Entre las piezas más habituales figuraban lienzos o estampas con vistas (vedute) de rincones pintorescos o de plazas y calles de gran renombre. El autor más cotizado del siglo XVIII en este campo fue el veneciano Giovanni Antonio Canal, conocido como el Canaletto. Su recreación de los monumentos de la antigua Roma adonde viajó en su juventud, y, sobre todo, las perspectivas panorámicas de su Venecia natal entusiasmaron a los nobles británicos. Tal fue su prestigio entre los ingleses que, en 1746, se trasladó a Londres para trabajar y allí permaneció durante nueve años.
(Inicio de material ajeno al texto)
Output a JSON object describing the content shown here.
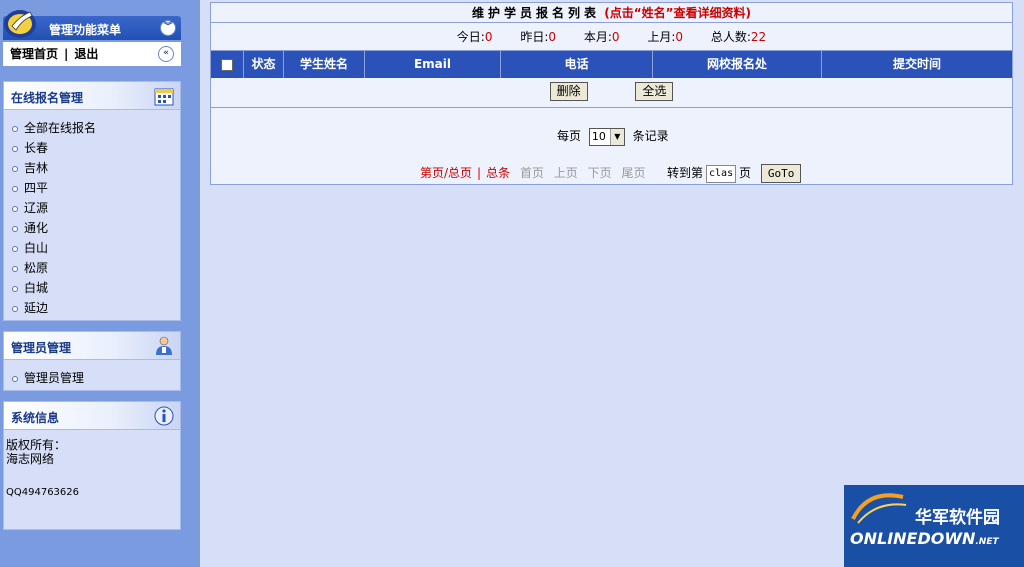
{
  "sidebar": {
    "menu_title": "管理功能菜单",
    "nav_links": {
      "home": "管理首页",
      "separator": "|",
      "logout": "退出"
    },
    "online_panel": {
      "title": "在线报名管理",
      "items": [
        "全部在线报名",
        "长春",
        "吉林",
        "四平",
        "辽源",
        "通化",
        "白山",
        "松原",
        "白城",
        "延边"
      ]
    },
    "admin_panel": {
      "title": "管理员管理",
      "items": [
        "管理员管理"
      ]
    },
    "info_panel": {
      "title": "系统信息",
      "copyright_label": "版权所有：",
      "owner": "海志网络",
      "qq": "QQ494763626"
    }
  },
  "main": {
    "title": "维护学员报名列表",
    "title_hint": "(点击“姓名”查看详细资料)",
    "stats": [
      {
        "label": "今日:",
        "value": "0"
      },
      {
        "label": "昨日:",
        "value": "0"
      },
      {
        "label": "本月:",
        "value": "0"
      },
      {
        "label": "上月:",
        "value": "0"
      },
      {
        "label": "总人数:",
        "value": "22"
      }
    ],
    "columns": [
      "状态",
      "学生姓名",
      "Email",
      "电话",
      "网校报名处",
      "提交时间"
    ],
    "delete_label": "删除",
    "select_all_label": "全选",
    "per_page_label": "每页",
    "per_page_value": "10",
    "records_label": "条记录",
    "pager": {
      "page_total": "第页/总页",
      "separator": "|",
      "total_items": "总条",
      "first": "首页",
      "prev": "上页",
      "next": "下页",
      "last": "尾页",
      "goto_label": "转到第",
      "goto_value": "clas",
      "page_unit": "页",
      "goto_button": "GoTo"
    }
  },
  "watermark": {
    "cn": "华军软件园",
    "en": "ONLINEDOWN",
    "en_suffix": ".NET"
  },
  "colors": {
    "sidebar_bg": "#7b9be0",
    "header_blue": "#2b52b8",
    "accent_red": "#cc0000",
    "page_bg": "#d6dff7"
  }
}
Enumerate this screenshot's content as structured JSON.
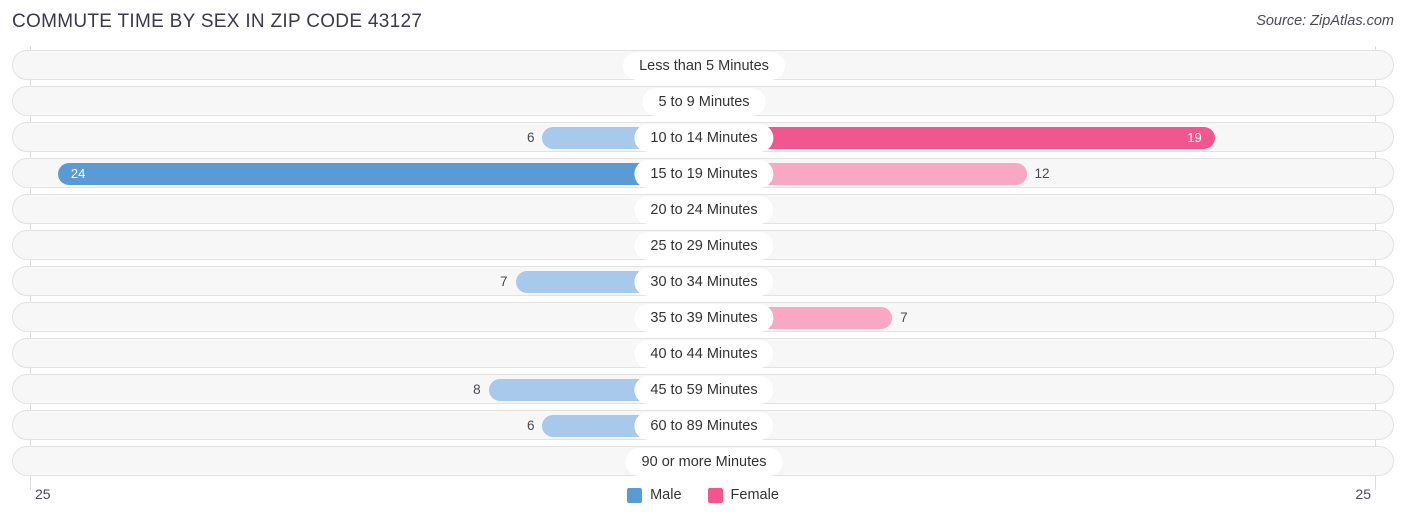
{
  "header": {
    "title": "COMMUTE TIME BY SEX IN ZIP CODE 43127",
    "source": "Source: ZipAtlas.com"
  },
  "axis": {
    "left_label": "25",
    "right_label": "25"
  },
  "legend": {
    "items": [
      {
        "label": "Male",
        "color": "#5b9bd5"
      },
      {
        "label": "Female",
        "color": "#f2568f"
      }
    ]
  },
  "colors": {
    "male_strong": "#5b9bd5",
    "male_light": "#a8c8ec",
    "female_strong": "#f2568f",
    "female_light": "#f9a8c4",
    "track": "#f7f7f7",
    "track_border": "#e2e2e2",
    "gridline": "#dddddd",
    "text": "#4a4a55"
  },
  "chart_data": {
    "type": "bar",
    "subtype": "diverging-population-pyramid",
    "title": "COMMUTE TIME BY SEX IN ZIP CODE 43127",
    "xlabel": "",
    "ylabel": "",
    "xlim": [
      25,
      25
    ],
    "axis_max": 25,
    "grid": true,
    "legend_position": "bottom-center",
    "categories": [
      "Less than 5 Minutes",
      "5 to 9 Minutes",
      "10 to 14 Minutes",
      "15 to 19 Minutes",
      "20 to 24 Minutes",
      "25 to 29 Minutes",
      "30 to 34 Minutes",
      "35 to 39 Minutes",
      "40 to 44 Minutes",
      "45 to 59 Minutes",
      "60 to 89 Minutes",
      "90 or more Minutes"
    ],
    "series": [
      {
        "name": "Male",
        "side": "left",
        "color": "#5b9bd5",
        "values": [
          0,
          0,
          6,
          24,
          0,
          0,
          7,
          0,
          0,
          8,
          6,
          0
        ]
      },
      {
        "name": "Female",
        "side": "right",
        "color": "#f2568f",
        "values": [
          0,
          0,
          19,
          12,
          0,
          0,
          0,
          7,
          0,
          0,
          0,
          0
        ]
      }
    ]
  }
}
Asimismo, fueron muy codiciadas por quienes hacían el grand tour las obras relacionadas con la Antigüedad Clásica, consideradas imprescindibles para "alcanzar sutilidad y corrección en el gusto". Una interpretación muy particular del esplendor de la Roma imperial la dio el arquitecto y grabador Giambattista Piranesi, creador de una poética de las ruinas, integradas en un marco de naturaleza envolvente y misteriosa, de enorme éxito entre sus contemporáneos. El mercado de objetos procedentes de los yacimientos arqueológicos, al que se agregaron abundantes copias y falsificaciones, vivió un período de apogeo, con talleres especializados encargados no solo de restaurar las obras halladas en las excavaciones sino también de reproducirlas para satisfacer la demanda turística. A su vuelta del grand tour, los lords ingleses vestían sus mansiones con los objetos adquiridos, lo que ayudó a que tuviera lugar un profundo cambio en las modas predominantes, en favor del naciente neoclasicismo. Como medio de obtener la belleza ideal, se imitaron las formas grecorromanas y, en teoría, el espíritu que las animaba. Progresivamente, los diseños rectilíneos sustituyeron a la sinuosidad barroca, que empezó a ser vista como extravagante.